Production Inference: Serve real-time predictions for fraud detection, recommendations, or personalization with auto-scaling endpoints.
Batch Inference: Score large datasets offline (e.g., nightly churn predictions) without provisioning a persistent endpoint.
ML Platform Standardization: Provide data-science teams a shared, governed platform with lineage, access control, and reproducible pipelines.

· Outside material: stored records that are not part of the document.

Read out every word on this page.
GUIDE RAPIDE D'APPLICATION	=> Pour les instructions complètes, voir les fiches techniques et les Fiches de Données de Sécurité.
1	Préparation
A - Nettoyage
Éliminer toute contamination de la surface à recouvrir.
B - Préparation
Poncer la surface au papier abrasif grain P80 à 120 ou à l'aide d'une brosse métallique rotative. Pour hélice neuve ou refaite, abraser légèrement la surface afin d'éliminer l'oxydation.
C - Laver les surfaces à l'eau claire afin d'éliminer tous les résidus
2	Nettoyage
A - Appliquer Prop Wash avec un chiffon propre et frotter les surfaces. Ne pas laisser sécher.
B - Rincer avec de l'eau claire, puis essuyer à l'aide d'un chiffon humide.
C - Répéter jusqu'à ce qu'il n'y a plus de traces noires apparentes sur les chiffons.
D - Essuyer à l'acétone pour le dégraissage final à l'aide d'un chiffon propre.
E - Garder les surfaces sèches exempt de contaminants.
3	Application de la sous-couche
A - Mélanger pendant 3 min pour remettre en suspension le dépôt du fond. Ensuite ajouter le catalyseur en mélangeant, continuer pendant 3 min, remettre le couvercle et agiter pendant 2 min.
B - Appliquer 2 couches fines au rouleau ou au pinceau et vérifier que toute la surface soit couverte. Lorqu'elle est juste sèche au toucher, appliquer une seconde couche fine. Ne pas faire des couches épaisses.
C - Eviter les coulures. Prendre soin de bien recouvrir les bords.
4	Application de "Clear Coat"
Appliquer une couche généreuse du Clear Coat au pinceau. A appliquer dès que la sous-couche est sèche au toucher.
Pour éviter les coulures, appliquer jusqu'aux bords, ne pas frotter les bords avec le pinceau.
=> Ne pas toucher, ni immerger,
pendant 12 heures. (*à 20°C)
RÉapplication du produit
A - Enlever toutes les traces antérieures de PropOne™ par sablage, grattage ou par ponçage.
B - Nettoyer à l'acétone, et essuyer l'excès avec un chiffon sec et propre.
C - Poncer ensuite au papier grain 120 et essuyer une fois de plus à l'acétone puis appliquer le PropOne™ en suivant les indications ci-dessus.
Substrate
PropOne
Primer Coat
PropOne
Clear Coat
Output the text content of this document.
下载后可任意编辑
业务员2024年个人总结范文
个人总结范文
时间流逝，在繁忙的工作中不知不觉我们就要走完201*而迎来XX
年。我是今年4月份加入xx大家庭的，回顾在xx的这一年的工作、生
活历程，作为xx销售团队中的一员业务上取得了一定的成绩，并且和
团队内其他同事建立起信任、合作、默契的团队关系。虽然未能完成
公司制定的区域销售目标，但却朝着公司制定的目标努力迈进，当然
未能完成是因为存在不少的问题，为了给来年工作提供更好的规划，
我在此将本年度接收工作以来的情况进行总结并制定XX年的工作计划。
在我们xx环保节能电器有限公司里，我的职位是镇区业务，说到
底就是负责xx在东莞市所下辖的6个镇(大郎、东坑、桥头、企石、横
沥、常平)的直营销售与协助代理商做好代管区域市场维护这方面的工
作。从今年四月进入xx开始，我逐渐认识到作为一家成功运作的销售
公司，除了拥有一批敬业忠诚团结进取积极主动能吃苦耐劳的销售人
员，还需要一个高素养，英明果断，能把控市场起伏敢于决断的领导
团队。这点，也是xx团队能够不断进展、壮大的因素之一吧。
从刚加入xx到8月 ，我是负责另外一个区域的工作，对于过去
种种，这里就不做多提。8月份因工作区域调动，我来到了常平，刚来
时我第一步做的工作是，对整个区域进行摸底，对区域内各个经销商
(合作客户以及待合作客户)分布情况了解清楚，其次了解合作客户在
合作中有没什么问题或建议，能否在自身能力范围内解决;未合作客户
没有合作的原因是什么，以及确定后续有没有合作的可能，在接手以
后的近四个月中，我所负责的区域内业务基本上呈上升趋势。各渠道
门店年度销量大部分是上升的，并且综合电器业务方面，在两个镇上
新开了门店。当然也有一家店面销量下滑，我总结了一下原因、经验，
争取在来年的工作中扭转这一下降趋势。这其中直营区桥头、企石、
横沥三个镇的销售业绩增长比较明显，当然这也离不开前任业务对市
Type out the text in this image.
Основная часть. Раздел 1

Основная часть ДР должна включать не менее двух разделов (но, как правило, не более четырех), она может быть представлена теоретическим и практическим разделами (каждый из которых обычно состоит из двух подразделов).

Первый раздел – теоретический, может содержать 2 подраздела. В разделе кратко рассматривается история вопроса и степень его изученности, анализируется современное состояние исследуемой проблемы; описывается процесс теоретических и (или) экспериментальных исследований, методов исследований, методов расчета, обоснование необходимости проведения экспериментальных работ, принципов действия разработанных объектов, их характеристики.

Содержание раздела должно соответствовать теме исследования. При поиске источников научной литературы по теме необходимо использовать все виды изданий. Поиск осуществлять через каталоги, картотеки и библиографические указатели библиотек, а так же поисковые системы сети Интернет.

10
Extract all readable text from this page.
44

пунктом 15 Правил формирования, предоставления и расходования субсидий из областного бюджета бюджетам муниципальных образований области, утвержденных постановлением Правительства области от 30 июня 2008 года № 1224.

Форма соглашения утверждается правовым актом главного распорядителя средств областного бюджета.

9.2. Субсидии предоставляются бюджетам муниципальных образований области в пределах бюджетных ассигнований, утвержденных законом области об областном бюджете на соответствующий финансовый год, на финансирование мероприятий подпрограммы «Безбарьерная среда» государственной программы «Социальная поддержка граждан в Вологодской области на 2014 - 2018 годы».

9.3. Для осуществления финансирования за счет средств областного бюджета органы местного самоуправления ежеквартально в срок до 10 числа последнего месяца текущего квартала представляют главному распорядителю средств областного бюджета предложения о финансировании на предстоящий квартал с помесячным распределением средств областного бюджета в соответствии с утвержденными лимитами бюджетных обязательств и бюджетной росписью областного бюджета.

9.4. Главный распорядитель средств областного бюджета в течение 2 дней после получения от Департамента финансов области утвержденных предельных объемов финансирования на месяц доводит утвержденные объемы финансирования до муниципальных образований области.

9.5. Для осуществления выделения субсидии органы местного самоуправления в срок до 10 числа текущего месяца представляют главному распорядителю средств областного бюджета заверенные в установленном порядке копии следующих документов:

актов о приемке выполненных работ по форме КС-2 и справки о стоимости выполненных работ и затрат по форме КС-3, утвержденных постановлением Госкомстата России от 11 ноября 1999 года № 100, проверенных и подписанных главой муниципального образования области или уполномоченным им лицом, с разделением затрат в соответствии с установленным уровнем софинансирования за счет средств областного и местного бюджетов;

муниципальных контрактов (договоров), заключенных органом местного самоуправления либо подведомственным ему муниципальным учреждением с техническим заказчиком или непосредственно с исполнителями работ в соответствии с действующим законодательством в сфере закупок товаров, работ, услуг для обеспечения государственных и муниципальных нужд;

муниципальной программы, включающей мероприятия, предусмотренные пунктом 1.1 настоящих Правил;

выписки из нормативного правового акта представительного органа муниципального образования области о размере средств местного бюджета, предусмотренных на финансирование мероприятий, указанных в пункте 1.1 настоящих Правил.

Example: Deploy a Hugging Face Model to a SageMaker Endpoint


from sagemaker.huggingface import HuggingFaceModel
import sagemaker

role = sagemaker.get_execution_role()

model = HuggingFaceModel(
    model_data="s3://my-bucket/models/distilbert.tar.gz",
    role=role,
    transformers_version="4.37",
    pytorch_version="2.1",
    py_version="py310",
)

predictor = model.deploy(
    initial_instance_count=1,
    instance_type="ml.g5.xlarge",
    endpoint_name="distilbert-sentiment",
)

print(predictor.predict({"inputs": "SageMaker makes model deployment straightforward."}))

SageMaker vs. Bedrock:

Bedrock is the managed-API path for consuming foundation models; SageMaker is the full ML platform for teams that need to train, host, and operate their own models. Many production architectures combine both — Bedrock for generic text/embedding tasks and SageMaker for custom models and specialized inference.